I keep going to places with books for sale.
Regardless of any and all changes in space and place in my life, this voice inside me tells me there is always room for more books.
Why can’t I learn.
But then what would I learn?
That books aren’t like jello?
There isn’t always room for more?
I know that’s a lie so I can’t get myself to even say it let alone believe it.
Books are like jello and there always room for more and I can’t change that.
This is where I was mentally last Saturday.
My wife and I went to the Beaufort County Library.
And, doggone it, right inside the front door are the books cases for the Friends of the Library sale.
Walk on past, you say.
Well, easier said than done.
And besides no harm no foul, I rarely see anything on these shelves that I have to have.
Most of the time.
Then I saw them.
The multi volume set of Shelby Foote’s History of the Civil.
In mint condition.
Like new if maybe not, new.
For sure never read after someone got the set as a gift, I am sure.
I looked at the set for a minute.
I picked one up.
In that moment I experienced nothing less that pure unadulterated covetness.
I had to own it.
The volume had a red dot sticker on the spine.
I looked at the sign.
Red Dot books were $1.
So I know what you are thinking.
What’s the big deal?
Admit it.
That is what you are thinking.
Mr.

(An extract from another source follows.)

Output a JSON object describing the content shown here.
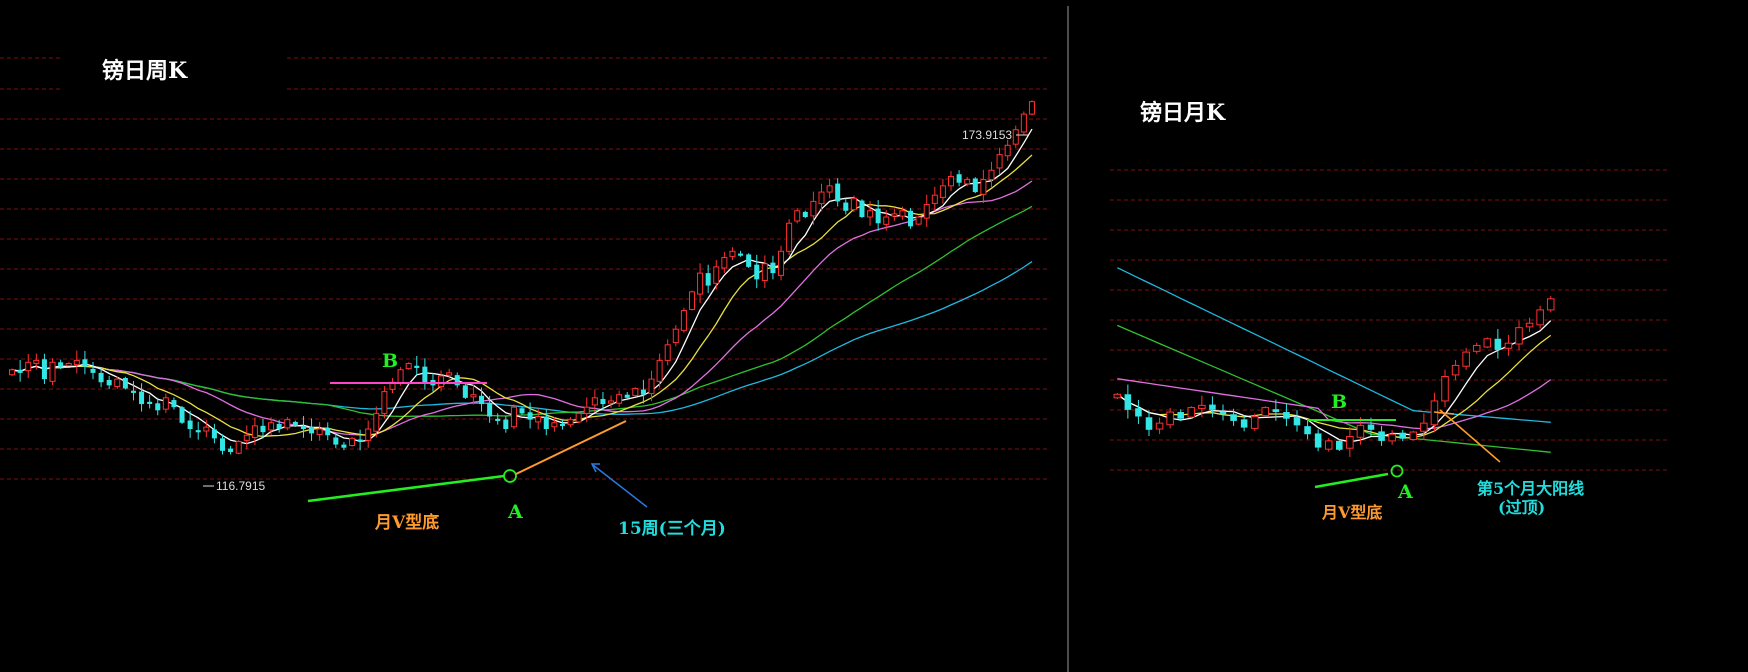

Foote’s History of the Civil War is in three volumes so we are talking three large paperback books and three bucks.
Big deal.
Well …
See …
This was the special illustrated edition.

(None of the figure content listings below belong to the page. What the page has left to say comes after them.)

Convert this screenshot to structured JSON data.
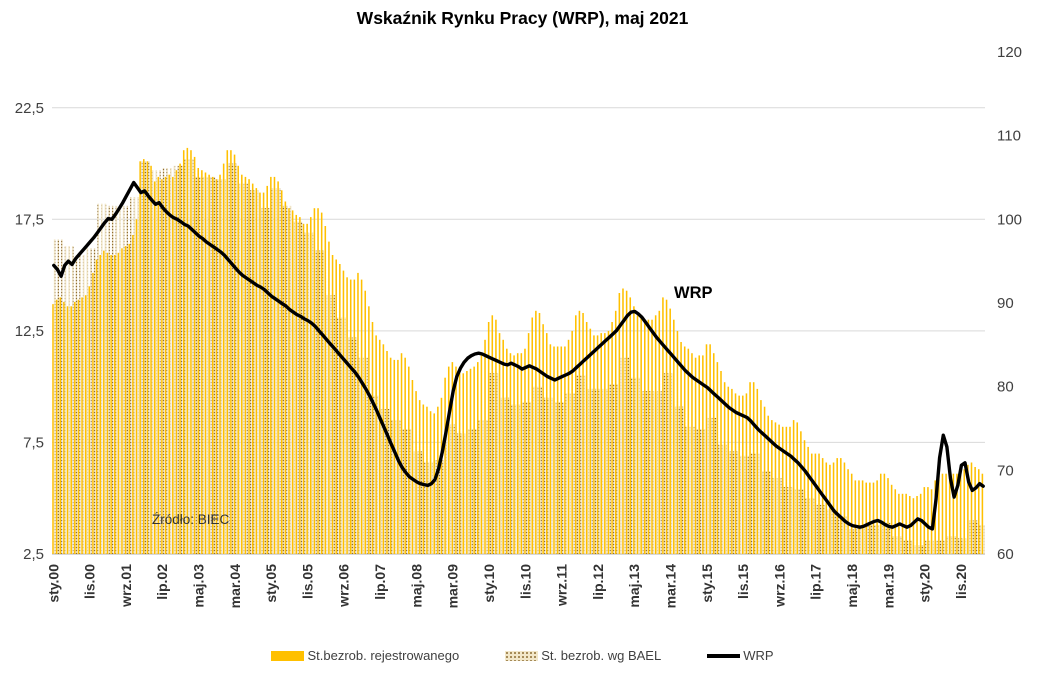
{
  "title": "Wskaźnik Rynku Pracy (WRP), maj 2021",
  "source_note": "Źródło: BIEC",
  "wrp_annotation": "WRP",
  "colors": {
    "registered_bar": "#FFC000",
    "bael_base": "#F2E7C9",
    "bael_dot": "#8D6C33",
    "wrp_line": "#000000",
    "gridline": "#D9D9D9",
    "axis_line": "#BFBFBF",
    "tick_text": "#404040"
  },
  "legend": [
    {
      "label": "St.bezrob. rejestrowanego",
      "swatch": "solid"
    },
    {
      "label": "St. bezrob. wg BAEL",
      "swatch": "pattern"
    },
    {
      "label": "WRP",
      "swatch": "line"
    }
  ],
  "chart_data": {
    "type": "bar",
    "subtype": "monthly grouped bars (left axis) + line (right axis)",
    "title": "Wskaźnik Rynku Pracy (WRP), maj 2021",
    "x_range": "sty.00 (Jan 2000) to maj.21 (May 2021), monthly",
    "x_tick_every": 10,
    "x_tick_labels": [
      "sty.00",
      "lis.00",
      "wrz.01",
      "lip.02",
      "maj.03",
      "mar.04",
      "sty.05",
      "lis.05",
      "wrz.06",
      "lip.07",
      "maj.08",
      "mar.09",
      "sty.10",
      "lis.10",
      "wrz.11",
      "lip.12",
      "maj.13",
      "mar.14",
      "sty.15",
      "lis.15",
      "wrz.16",
      "lip.17",
      "maj.18",
      "mar.19",
      "sty.20",
      "lis.20"
    ],
    "left_axis": {
      "min": 2.5,
      "max": 25,
      "tick_values": [
        2.5,
        7.5,
        12.5,
        17.5,
        22.5
      ],
      "tick_labels": [
        "2,5",
        "7,5",
        "12,5",
        "17,5",
        "22,5"
      ]
    },
    "right_axis": {
      "min": 60,
      "max": 120,
      "tick_values": [
        60,
        70,
        80,
        90,
        100,
        110,
        120
      ],
      "tick_labels": [
        "60",
        "70",
        "80",
        "90",
        "100",
        "110",
        "120"
      ]
    },
    "grid": "horizontal at left-axis ticks",
    "legend_position": "bottom",
    "series": [
      {
        "name": "St.bezrob. rejestrowanego",
        "type": "bar",
        "axis": "left",
        "color": "#FFC000",
        "values": [
          13.7,
          13.9,
          14.0,
          13.8,
          13.6,
          13.6,
          13.8,
          13.9,
          14.0,
          14.1,
          14.5,
          15.1,
          15.7,
          15.9,
          16.1,
          16.0,
          15.9,
          15.9,
          16.0,
          16.2,
          16.3,
          16.4,
          16.8,
          17.5,
          20.1,
          20.2,
          20.1,
          19.9,
          19.2,
          19.4,
          19.3,
          19.4,
          19.5,
          19.4,
          19.7,
          20.0,
          20.6,
          20.7,
          20.6,
          20.3,
          19.8,
          19.7,
          19.6,
          19.5,
          19.4,
          19.3,
          19.5,
          20.0,
          20.6,
          20.6,
          20.4,
          19.9,
          19.5,
          19.4,
          19.3,
          19.1,
          18.9,
          18.7,
          18.7,
          19.0,
          19.4,
          19.4,
          19.2,
          18.8,
          18.3,
          18.0,
          17.9,
          17.7,
          17.6,
          17.3,
          17.3,
          17.6,
          18.0,
          18.0,
          17.8,
          17.2,
          16.5,
          15.9,
          15.7,
          15.5,
          15.2,
          14.9,
          14.8,
          14.8,
          15.1,
          14.8,
          14.3,
          13.6,
          12.9,
          12.3,
          12.1,
          11.9,
          11.6,
          11.3,
          11.2,
          11.2,
          11.5,
          11.3,
          10.9,
          10.3,
          9.8,
          9.4,
          9.2,
          9.1,
          8.9,
          8.8,
          9.1,
          9.5,
          10.4,
          10.9,
          11.1,
          10.9,
          10.7,
          10.6,
          10.7,
          10.8,
          10.9,
          11.1,
          11.4,
          12.1,
          12.9,
          13.2,
          13.0,
          12.4,
          12.1,
          11.7,
          11.5,
          11.4,
          11.5,
          11.5,
          11.7,
          12.4,
          13.1,
          13.4,
          13.3,
          12.8,
          12.4,
          11.9,
          11.8,
          11.8,
          11.8,
          11.8,
          12.1,
          12.5,
          13.2,
          13.4,
          13.3,
          12.9,
          12.6,
          12.3,
          12.3,
          12.4,
          12.4,
          12.5,
          12.9,
          13.4,
          14.2,
          14.4,
          14.3,
          14.0,
          13.6,
          13.2,
          13.1,
          13.0,
          13.0,
          13.0,
          13.2,
          13.4,
          14.0,
          13.9,
          13.5,
          13.0,
          12.5,
          12.0,
          11.8,
          11.7,
          11.5,
          11.3,
          11.4,
          11.4,
          11.9,
          11.9,
          11.5,
          11.1,
          10.7,
          10.2,
          10.0,
          9.9,
          9.7,
          9.6,
          9.6,
          9.7,
          10.2,
          10.2,
          9.9,
          9.4,
          9.1,
          8.7,
          8.5,
          8.4,
          8.3,
          8.2,
          8.2,
          8.2,
          8.5,
          8.4,
          8.0,
          7.6,
          7.3,
          7.0,
          7.0,
          7.0,
          6.8,
          6.6,
          6.5,
          6.6,
          6.8,
          6.8,
          6.6,
          6.3,
          6.1,
          5.8,
          5.8,
          5.8,
          5.7,
          5.7,
          5.7,
          5.8,
          6.1,
          6.1,
          5.9,
          5.6,
          5.4,
          5.2,
          5.2,
          5.2,
          5.1,
          5.0,
          5.1,
          5.2,
          5.5,
          5.5,
          5.4,
          5.8,
          6.0,
          6.1,
          6.1,
          6.1,
          6.1,
          6.1,
          6.1,
          6.3,
          6.5,
          6.6,
          6.4,
          6.3,
          6.1
        ]
      },
      {
        "name": "St. bezrob. wg BAEL",
        "type": "bar",
        "axis": "left",
        "color": "pattern:dots",
        "values": [
          16.6,
          16.6,
          16.6,
          16.3,
          16.3,
          16.3,
          15.9,
          15.9,
          15.9,
          16.2,
          16.2,
          16.2,
          18.2,
          18.2,
          18.2,
          18.1,
          18.1,
          18.1,
          18.1,
          18.1,
          18.1,
          18.5,
          18.5,
          18.5,
          20.1,
          20.1,
          20.1,
          19.7,
          19.7,
          19.7,
          19.8,
          19.8,
          19.8,
          19.9,
          19.9,
          19.9,
          20.2,
          20.2,
          20.2,
          19.4,
          19.4,
          19.4,
          19.4,
          19.4,
          19.4,
          19.3,
          19.3,
          19.3,
          20.0,
          20.0,
          20.0,
          19.1,
          19.1,
          19.1,
          18.8,
          18.8,
          18.8,
          18.0,
          18.0,
          18.0,
          18.9,
          18.9,
          18.9,
          18.1,
          18.1,
          18.1,
          17.4,
          17.4,
          17.4,
          16.9,
          16.9,
          16.9,
          16.1,
          16.1,
          16.1,
          14.1,
          14.1,
          14.1,
          13.1,
          13.1,
          13.1,
          12.2,
          12.2,
          12.2,
          11.3,
          11.3,
          11.3,
          9.6,
          9.6,
          9.6,
          9.0,
          9.0,
          9.0,
          8.5,
          8.5,
          8.5,
          8.1,
          8.1,
          8.1,
          7.1,
          7.1,
          7.1,
          6.6,
          6.6,
          6.6,
          6.7,
          6.7,
          6.7,
          8.3,
          8.3,
          8.3,
          7.9,
          7.9,
          7.9,
          8.1,
          8.1,
          8.1,
          8.5,
          8.5,
          8.5,
          10.6,
          10.6,
          10.6,
          9.5,
          9.5,
          9.5,
          9.2,
          9.2,
          9.2,
          9.3,
          9.3,
          9.3,
          10.0,
          10.0,
          10.0,
          9.5,
          9.5,
          9.5,
          9.3,
          9.3,
          9.3,
          9.7,
          9.7,
          9.7,
          10.5,
          10.5,
          10.5,
          9.9,
          9.9,
          9.9,
          9.9,
          9.9,
          9.9,
          10.1,
          10.1,
          10.1,
          11.3,
          11.3,
          11.3,
          10.4,
          10.4,
          10.4,
          9.8,
          9.8,
          9.8,
          9.8,
          9.8,
          9.8,
          10.6,
          10.6,
          10.6,
          9.1,
          9.1,
          9.1,
          8.2,
          8.2,
          8.2,
          8.1,
          8.1,
          8.1,
          8.6,
          8.6,
          8.6,
          7.4,
          7.4,
          7.4,
          7.1,
          7.1,
          7.1,
          6.9,
          6.9,
          6.9,
          7.0,
          7.0,
          7.0,
          6.2,
          6.2,
          6.2,
          5.9,
          5.9,
          5.9,
          5.5,
          5.5,
          5.5,
          5.4,
          5.4,
          5.4,
          5.0,
          5.0,
          5.0,
          4.7,
          4.7,
          4.7,
          4.5,
          4.5,
          4.5,
          4.2,
          4.2,
          4.2,
          3.6,
          3.6,
          3.6,
          3.8,
          3.8,
          3.8,
          3.8,
          3.8,
          3.8,
          3.9,
          3.9,
          3.9,
          3.3,
          3.3,
          3.3,
          3.1,
          3.1,
          3.1,
          2.9,
          2.9,
          2.9,
          3.1,
          3.1,
          3.1,
          3.1,
          3.1,
          3.1,
          3.3,
          3.3,
          3.3,
          3.2,
          3.2,
          3.2,
          4.0,
          4.0,
          4.0,
          3.8,
          3.8
        ]
      },
      {
        "name": "WRP",
        "type": "line",
        "axis": "right",
        "color": "#000000",
        "values": [
          94.5,
          94.0,
          93.2,
          94.5,
          95.0,
          94.6,
          95.3,
          95.8,
          96.3,
          96.8,
          97.3,
          97.8,
          98.4,
          99.0,
          99.6,
          100.1,
          100.0,
          100.6,
          101.3,
          102.0,
          102.8,
          103.6,
          104.4,
          103.8,
          103.2,
          103.4,
          102.8,
          102.3,
          101.8,
          102.0,
          101.4,
          100.9,
          100.5,
          100.2,
          100.0,
          99.7,
          99.4,
          99.2,
          98.8,
          98.4,
          98.0,
          97.7,
          97.3,
          97.0,
          96.7,
          96.4,
          96.1,
          95.7,
          95.2,
          94.7,
          94.2,
          93.7,
          93.3,
          93.0,
          92.7,
          92.4,
          92.1,
          91.9,
          91.6,
          91.2,
          90.8,
          90.5,
          90.2,
          89.9,
          89.6,
          89.2,
          88.9,
          88.6,
          88.4,
          88.1,
          87.9,
          87.6,
          87.2,
          86.7,
          86.2,
          85.7,
          85.2,
          84.7,
          84.2,
          83.7,
          83.2,
          82.7,
          82.2,
          81.7,
          81.1,
          80.4,
          79.7,
          78.9,
          78.0,
          77.1,
          76.1,
          75.1,
          74.1,
          73.1,
          72.1,
          71.1,
          70.3,
          69.7,
          69.2,
          68.9,
          68.6,
          68.4,
          68.3,
          68.2,
          68.4,
          68.9,
          70.2,
          72.2,
          74.5,
          77.0,
          79.5,
          81.2,
          82.2,
          82.9,
          83.4,
          83.7,
          83.9,
          84.0,
          83.9,
          83.7,
          83.5,
          83.3,
          83.1,
          82.9,
          82.7,
          82.6,
          82.8,
          82.6,
          82.4,
          82.1,
          82.3,
          82.5,
          82.3,
          82.1,
          81.8,
          81.5,
          81.2,
          81.0,
          80.8,
          81.0,
          81.2,
          81.4,
          81.6,
          81.9,
          82.3,
          82.7,
          83.1,
          83.5,
          83.9,
          84.3,
          84.7,
          85.1,
          85.5,
          85.9,
          86.3,
          86.7,
          87.3,
          87.9,
          88.5,
          88.9,
          89.0,
          88.7,
          88.3,
          87.7,
          87.1,
          86.5,
          85.9,
          85.4,
          84.9,
          84.4,
          83.9,
          83.4,
          82.9,
          82.4,
          81.9,
          81.5,
          81.1,
          80.8,
          80.5,
          80.2,
          79.9,
          79.5,
          79.1,
          78.7,
          78.3,
          77.9,
          77.5,
          77.2,
          76.9,
          76.7,
          76.5,
          76.3,
          75.9,
          75.4,
          74.9,
          74.5,
          74.1,
          73.7,
          73.3,
          72.9,
          72.6,
          72.3,
          72.0,
          71.7,
          71.3,
          70.9,
          70.4,
          69.9,
          69.3,
          68.7,
          68.1,
          67.5,
          66.9,
          66.3,
          65.7,
          65.1,
          64.7,
          64.3,
          63.9,
          63.6,
          63.4,
          63.3,
          63.2,
          63.3,
          63.5,
          63.7,
          63.9,
          64.0,
          63.8,
          63.5,
          63.3,
          63.2,
          63.4,
          63.6,
          63.4,
          63.2,
          63.4,
          63.8,
          64.2,
          64.0,
          63.6,
          63.2,
          63.0,
          66.5,
          71.5,
          74.2,
          72.8,
          69.0,
          66.8,
          68.2,
          70.6,
          70.9,
          68.6,
          67.6,
          67.9,
          68.4,
          68.1
        ]
      }
    ]
  }
}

This was the special illustrated edition of Shelby Foote’s History of the Civil War.
This was the special illustrated edition of Shelby Foote’s History of the Civil War in 14 hard cover volumes.
Why did I need these books?
Who in their right mind needs these books?

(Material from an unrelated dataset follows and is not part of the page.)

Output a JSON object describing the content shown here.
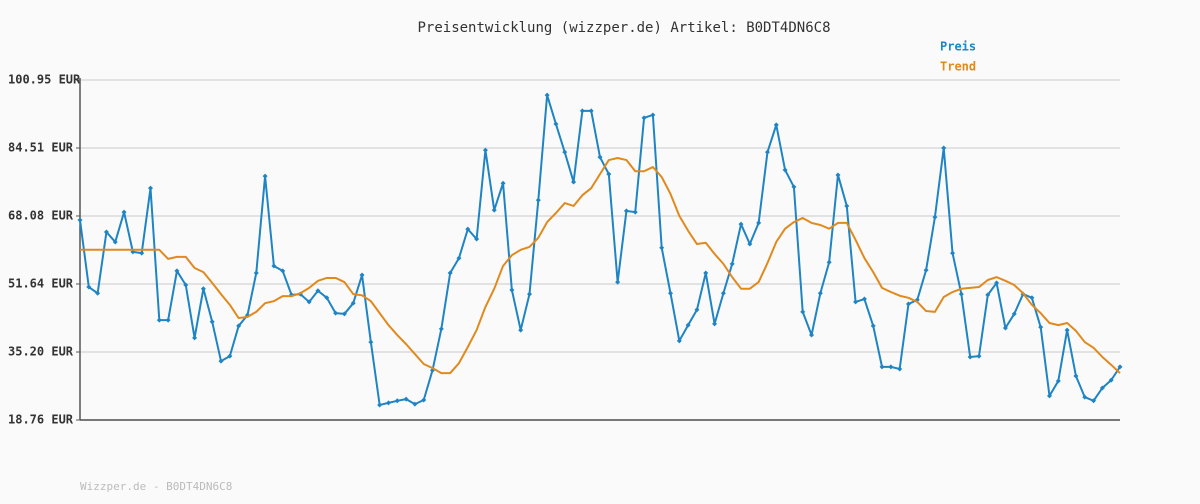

I guess that’s where I lost the argument as no one would ever say I am ever in a right mind.
I just can’t help myself.
But I showed restraint.
I put the book back down on the stack.
That beautiful stack of beautiful books.
Don’t need them, I said to myself.
Then myself says to me … YOU ARE GOING TO ARGUE OVER $14?
And how could I argue with that.
Maybe it was that it was the complete set of all 14 books.
I had seen this set before in a used bookstore but with only 12 of the 14.
Now all 14 were in front of me.
When I think of complete sets of books like this I always think of the Alfred Hitchcock movie Read Window with Jimmy Stewart.
I think of the line when Stewarts friend the cop describes what would happen if he went before a Judge with a case based on Stewart’s version of what happened.
The cop tells Stewart, “… He’d throw the New York State Penal Code right in my face … and it’s six volumes.”
Anyway my wife comes up and asks if I found anything.
“Well,” I said, “pointing, this set …”
“THIS SET!”, she says.
Where are going to put that was her first thought.
Her second thought was to ask if the Friends of the Library took a debit card.
When we were told no they did not, my wife says maybe if they will hold them until Monday, she will get some cash when she is out and about.
My dear wife.
It really is nice when your wife is also your best friend.
I just got back from the library.
Long story short, I have to find a place to put these 14 books.